Alberta Children's Hospital (ACH) is a children's hospital located in Calgary, Alberta, Canada and operated by the Calgary Health Region of Alberta Health Services.

It originally opened on May 19, 1922 as the Junior Red Cross Children's Hospital. Its current building, opened on September 27, 2006, is the largest children's hospital in the prairie provinces and was the first free-standing paediatric facility to be built in Canada in more than 20 years. It is located west of the University of Calgary campus grounds and across from the site of the Foothills Medical Centre.

==Design==
The Alberta Children's Hospital was designed with substantial input from young patients, as well as families, physicians and staff of the hospital. In 2002, architects created renderings of how the hospital could look; a multi-storey brick building. These drawings were brought to the hospital's Teen Advisory Group (TAG) and changed substantially into a colourful building closely resembling toy building blocks.

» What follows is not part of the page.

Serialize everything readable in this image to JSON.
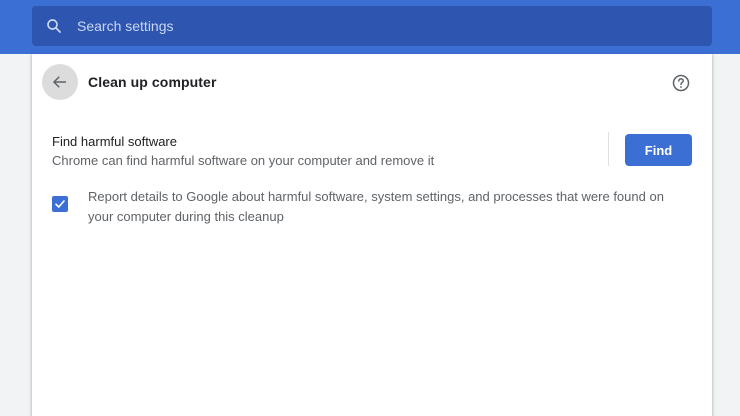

The idea for the Alberta Children's Hospital was to create a building that would reduce stress and promote healing. The interior of the hospital has been designed to enable the delivery of family centred care. The hospital includes supports for families.

The Alberta Children's Hospital is used by patients from birth to age 18 from southern Alberta, southeastern British Columbia and southwestern Saskatchewan. It is an accredited paediatric level I trauma centre by the Trauma Association of Canada. Additionally, the ACH is the provincial expert and referral centre for bone marrow transplantation, and is the leader in Western Canada for paediatric neurosciences. It also is the only paediatric hospital in Canada with a comprehensive Behavioral Unit, is the world leader in congenital cataracts surgery, and has the largest paediatric vision clinic in all of Western Canada.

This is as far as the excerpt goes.